Все обошли пещеру и ощупали ее стены руками. Нигде не было никаких отверстий. Ировар вздохнул.

— Погоди! Погоди немного! — сказал он и высоко поднял вверх руку. — Может быть, именно с этим связана легенда о факеле?

Все ждали, пока он вспомнит.

— Тун-ши помнила только какую-то часть предания, — проговорил Ировар. — Но не знала, откуда она, да и я не слишком внимательно ее слушал. Могло ли это быть вступлением к истории об источниках? Как это? Тень… тень, факел… Тот, кто наиболее близок.

Они ждали, пока его бормотание не обрело какой — то смысл. Ировар вспрыгнул на стоящее в центре пещеры возвышение.

— Здесь! Здесь стоит тот, кто держит факел. И здесь. На возвышении у гладкой стены должна стоять Шира! Так, нет, не так, ты должна повернуться к нам спиной. Лицом к горе. Так, верно. Шира, кто ближе всех к тебе в твоей жизни?

— Конечно, ты, дедушка.

— Да, возможно. Вассар, дай мне факел!

Все остальные с трудом сдерживали нетерпение. Старый Ировар взял факел и поднялся на возвышение в центре пещеры. Он поднял факел так, чтобы он освещал спину Ширы. Но тут произошло нечто странное. Факел, до этой минуты горевший сильным, мощным пламенем, зашипел и стал гаснуть. Ировар поспешно спрыгнул с подиума, и пламя тут же разгорелось с новой силой.
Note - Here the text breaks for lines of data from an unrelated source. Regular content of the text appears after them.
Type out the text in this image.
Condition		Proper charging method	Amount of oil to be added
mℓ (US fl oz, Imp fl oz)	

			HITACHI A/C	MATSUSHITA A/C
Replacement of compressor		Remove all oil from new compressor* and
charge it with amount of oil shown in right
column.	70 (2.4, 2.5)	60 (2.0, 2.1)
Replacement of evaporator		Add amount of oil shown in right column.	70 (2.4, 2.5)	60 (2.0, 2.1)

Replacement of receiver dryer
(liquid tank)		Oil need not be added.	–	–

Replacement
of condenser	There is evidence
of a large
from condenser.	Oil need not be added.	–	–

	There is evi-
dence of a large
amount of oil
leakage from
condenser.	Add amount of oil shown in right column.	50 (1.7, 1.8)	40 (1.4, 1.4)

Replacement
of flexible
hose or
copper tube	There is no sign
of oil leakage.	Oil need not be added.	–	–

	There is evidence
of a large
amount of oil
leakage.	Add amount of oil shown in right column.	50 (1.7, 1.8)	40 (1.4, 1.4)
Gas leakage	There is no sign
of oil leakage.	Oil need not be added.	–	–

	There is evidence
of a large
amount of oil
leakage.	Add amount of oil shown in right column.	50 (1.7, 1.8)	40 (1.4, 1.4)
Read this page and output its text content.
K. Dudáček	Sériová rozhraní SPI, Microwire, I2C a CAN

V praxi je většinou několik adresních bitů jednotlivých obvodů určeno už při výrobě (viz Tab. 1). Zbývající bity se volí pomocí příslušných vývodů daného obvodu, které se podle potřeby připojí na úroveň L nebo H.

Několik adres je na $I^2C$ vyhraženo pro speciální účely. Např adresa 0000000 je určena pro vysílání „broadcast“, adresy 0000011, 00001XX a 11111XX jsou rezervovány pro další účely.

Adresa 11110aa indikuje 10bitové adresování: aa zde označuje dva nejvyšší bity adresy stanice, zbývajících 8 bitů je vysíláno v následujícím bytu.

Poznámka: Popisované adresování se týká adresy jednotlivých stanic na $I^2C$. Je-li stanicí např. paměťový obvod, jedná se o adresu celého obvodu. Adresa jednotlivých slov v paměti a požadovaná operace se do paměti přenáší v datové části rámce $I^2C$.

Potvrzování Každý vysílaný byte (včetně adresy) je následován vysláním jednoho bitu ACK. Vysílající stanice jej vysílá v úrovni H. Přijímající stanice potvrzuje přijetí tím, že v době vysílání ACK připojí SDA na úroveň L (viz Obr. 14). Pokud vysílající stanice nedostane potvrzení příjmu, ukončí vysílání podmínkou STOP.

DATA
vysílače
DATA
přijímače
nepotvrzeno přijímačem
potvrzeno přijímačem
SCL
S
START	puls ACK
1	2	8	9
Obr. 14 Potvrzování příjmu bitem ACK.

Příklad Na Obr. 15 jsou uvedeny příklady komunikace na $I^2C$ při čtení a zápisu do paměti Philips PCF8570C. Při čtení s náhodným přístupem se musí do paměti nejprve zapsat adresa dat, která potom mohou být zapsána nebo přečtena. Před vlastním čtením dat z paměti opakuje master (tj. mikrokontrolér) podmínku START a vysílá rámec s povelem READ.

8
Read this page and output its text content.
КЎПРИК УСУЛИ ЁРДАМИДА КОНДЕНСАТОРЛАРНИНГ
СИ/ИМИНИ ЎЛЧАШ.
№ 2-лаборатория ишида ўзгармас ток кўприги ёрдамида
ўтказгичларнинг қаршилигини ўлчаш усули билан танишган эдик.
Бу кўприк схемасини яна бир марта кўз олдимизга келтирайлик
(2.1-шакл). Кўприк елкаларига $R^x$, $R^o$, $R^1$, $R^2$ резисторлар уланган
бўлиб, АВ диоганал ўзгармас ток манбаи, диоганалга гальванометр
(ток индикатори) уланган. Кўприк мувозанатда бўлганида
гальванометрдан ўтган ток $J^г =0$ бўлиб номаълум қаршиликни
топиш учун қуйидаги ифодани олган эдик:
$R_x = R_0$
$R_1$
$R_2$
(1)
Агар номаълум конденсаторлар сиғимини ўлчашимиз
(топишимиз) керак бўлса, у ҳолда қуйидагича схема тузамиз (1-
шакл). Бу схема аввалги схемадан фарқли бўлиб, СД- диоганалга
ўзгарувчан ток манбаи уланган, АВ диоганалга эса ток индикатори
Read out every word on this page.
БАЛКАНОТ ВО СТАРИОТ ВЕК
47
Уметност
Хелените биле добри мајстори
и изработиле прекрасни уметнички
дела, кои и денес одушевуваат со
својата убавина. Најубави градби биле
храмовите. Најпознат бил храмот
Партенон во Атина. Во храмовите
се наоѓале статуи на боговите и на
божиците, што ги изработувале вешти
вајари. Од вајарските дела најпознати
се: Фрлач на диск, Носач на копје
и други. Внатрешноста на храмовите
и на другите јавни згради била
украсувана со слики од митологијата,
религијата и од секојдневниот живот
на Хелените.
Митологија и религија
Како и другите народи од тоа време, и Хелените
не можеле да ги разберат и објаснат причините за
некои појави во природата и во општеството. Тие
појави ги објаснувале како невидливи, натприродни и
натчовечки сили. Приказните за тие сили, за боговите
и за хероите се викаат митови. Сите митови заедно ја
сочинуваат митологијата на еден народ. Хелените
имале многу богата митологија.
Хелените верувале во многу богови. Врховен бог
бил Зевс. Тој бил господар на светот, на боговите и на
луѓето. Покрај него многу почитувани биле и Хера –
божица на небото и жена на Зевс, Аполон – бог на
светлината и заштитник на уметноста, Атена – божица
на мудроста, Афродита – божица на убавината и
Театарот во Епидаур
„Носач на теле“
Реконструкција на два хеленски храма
— Нет, я не гожусь, — удивленно произнес он. — Шира, подумай еще! Кто может быть тебе ближе меня?

Лицо Ширы по-прежнему было обращено к стене.

Она ответила:

— Ну, может быть, Даниэль, не знаю.

— Даниэль, попытайся ты!

Даниэль послушно встал на камень и поднял факел. Но результат был тот же. Слабое, незаметное пламя постепенно умирало.

— Быстрее, прыгай вниз — пока оно совсем не погасло!

Даниэль так и сделал. Никто не мог понять, в чем тут дело, но всем хотелось посмотреть, что же будет дальше. Все хотели попытать счастья. Вассар поднял руку с факелом очень высоко, но пламя все равно гасло. Место сына занял Сармик, но и ему не повезло. Шира повернулась к ним.

— Давайте смотреть правде в глаза. У меня нет на свете ни одного друга, никого, о ком можно было бы сказать, что он мне друг. Я всегда это знала, и это особенно ясно сейчас, когда мне нужен такой человек.

Все подавленно молчали.

— Итак, все напрасно, — произнес Даниэль после долгой паузы.

— Попытайся еще раз, Ировар, — попросил Сармик.

— Это ничего не даст. Я не тот, кто здесь нужен.

Вновь в темной пещере стало тихо. Вода в колодце булькала и хлюпала. Снаружи пролетела черная птица. Даниэль поднял голову:

— Скажи, Ировар, что сказали тебе духи, когда стояли у входа в твою ярангу? Что-то о наименее вероятном?

И пещера как бы осветилась новой надеждой.

— Да, — быстро откликнулся Ировар. — «Помни: ей на помощь придет тот, от кого этого меньше всего можно будет ожидать».

Сармик продолжил:

— «Когда она однажды попадет в беду, и все будет казаться безнадежным». Именно так и кажется сейчас!

— Я знаю, от кого это меньше всего можно ожидать, — сухо проговорил Вассар. — Но ведь не его же они имели в виду?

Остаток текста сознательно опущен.